Crimea doesn’t have enough consumer goods, Aksyonov says

22 June 2015

The Crimean peninsula can’t supply itself with the necessary amount of goods it needs, the self-declared Crimean Prime Minister Sergei Aksyonov told an economic forum in St. Petersburg, reported the epravda.com.ua news site on June 21. Crimea is getting its construction materials and food from Russia but isn’t receiving imports from almost anywhere given that its rail and sea access are closed, he said. Local dairy and bread producers are only able to fulfill half the peninsula’s needs, he said. Half of dairy products arrive from Russia.

 

Zenon Zawada: There is much conflicting information about whether the Crimean government is able to satisfy the demand for consumer goods of its residents, and where the goods are coming from. The deputy industrial policy minister, Konstantin Ravich, claimed in mid-June that 80 percent of the peninsula’s goods come from Russia.
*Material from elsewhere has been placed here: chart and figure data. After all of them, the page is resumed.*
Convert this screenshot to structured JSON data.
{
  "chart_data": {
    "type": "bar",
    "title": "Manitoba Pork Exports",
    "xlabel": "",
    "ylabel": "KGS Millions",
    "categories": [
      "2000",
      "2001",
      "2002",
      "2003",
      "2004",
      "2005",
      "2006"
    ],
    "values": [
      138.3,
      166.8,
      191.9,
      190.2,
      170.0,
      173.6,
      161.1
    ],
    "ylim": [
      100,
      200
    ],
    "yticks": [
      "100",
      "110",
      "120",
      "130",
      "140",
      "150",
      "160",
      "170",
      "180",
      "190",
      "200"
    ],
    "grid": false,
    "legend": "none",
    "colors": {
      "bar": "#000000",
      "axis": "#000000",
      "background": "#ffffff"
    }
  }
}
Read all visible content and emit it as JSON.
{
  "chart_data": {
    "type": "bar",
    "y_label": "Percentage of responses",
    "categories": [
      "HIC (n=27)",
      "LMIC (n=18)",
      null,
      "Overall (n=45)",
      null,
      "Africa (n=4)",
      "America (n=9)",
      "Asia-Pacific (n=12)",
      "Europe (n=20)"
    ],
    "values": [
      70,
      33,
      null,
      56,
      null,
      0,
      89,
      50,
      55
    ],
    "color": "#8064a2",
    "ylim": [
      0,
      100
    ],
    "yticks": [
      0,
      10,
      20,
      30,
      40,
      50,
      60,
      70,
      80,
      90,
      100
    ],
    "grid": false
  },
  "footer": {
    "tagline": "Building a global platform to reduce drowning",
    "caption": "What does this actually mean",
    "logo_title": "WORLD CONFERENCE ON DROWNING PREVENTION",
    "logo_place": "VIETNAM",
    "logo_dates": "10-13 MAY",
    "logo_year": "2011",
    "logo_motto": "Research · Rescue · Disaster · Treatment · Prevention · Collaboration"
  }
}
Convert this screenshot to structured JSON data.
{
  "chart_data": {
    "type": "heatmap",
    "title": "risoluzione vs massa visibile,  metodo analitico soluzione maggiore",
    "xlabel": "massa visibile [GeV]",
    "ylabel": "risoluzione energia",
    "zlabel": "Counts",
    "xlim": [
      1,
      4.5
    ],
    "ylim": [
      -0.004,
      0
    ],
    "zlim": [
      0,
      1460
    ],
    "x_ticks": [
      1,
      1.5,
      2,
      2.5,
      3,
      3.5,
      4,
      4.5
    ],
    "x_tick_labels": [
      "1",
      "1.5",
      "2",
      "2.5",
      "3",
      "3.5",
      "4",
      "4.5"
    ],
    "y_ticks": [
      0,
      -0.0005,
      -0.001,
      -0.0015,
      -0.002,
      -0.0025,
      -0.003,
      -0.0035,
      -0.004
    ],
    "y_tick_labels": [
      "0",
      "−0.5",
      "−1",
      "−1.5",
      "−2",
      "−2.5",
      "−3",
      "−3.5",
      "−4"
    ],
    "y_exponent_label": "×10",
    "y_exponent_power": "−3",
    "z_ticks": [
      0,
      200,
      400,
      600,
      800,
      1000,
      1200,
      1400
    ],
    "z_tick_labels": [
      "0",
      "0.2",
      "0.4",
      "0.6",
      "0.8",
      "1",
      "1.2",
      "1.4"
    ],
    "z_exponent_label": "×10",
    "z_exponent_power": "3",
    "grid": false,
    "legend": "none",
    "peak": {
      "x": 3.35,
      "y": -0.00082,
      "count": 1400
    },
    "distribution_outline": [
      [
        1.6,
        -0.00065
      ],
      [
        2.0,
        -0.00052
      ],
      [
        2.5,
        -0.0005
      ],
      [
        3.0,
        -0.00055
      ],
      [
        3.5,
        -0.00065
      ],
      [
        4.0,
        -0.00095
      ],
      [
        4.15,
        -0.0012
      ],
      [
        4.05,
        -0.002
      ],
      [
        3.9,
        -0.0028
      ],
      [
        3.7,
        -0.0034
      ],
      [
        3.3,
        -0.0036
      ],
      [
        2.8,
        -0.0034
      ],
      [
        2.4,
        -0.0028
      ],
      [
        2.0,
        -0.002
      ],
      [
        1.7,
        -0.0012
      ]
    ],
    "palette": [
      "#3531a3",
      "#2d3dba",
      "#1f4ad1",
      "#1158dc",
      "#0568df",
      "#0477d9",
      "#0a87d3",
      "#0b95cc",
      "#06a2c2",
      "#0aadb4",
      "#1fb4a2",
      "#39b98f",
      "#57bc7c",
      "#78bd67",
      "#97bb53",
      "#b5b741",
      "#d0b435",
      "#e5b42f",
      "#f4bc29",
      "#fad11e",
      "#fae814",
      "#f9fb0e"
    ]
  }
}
We find that hard to believe considering that Crimea’s transportation corridors to Russia are extremely limited (to air and sea). We believe there’s a great deal of imports coming from Ukraine, much of it contraband, which is why the talk of Russia creating a land corridor to Crimea, along the Azov Sea coastline, has died down.

 

Yet Aksyonov’s statement indicates to us that the Russian leadership still has the land corridor card in its deck and an attempt to create it should remain a concern. And we believe the Russian government can play this card whenever it thinks it will be necessary, whether as a threat or a legitimate need to supply Crimea with goods. This could become necessary if the Ukrainian government decides, or is forced, to halt the flow of contraband into Crimea. The Ukrainian public, for instance, is becoming increasingly fed up with a war in which trade is still flowing between the occupied and free territories. Yet the status of this trade as contraband only makes the goods more expensive and benefits only small groups of intermediaries with government cover, at the expense of the general public. This can’t continue for long.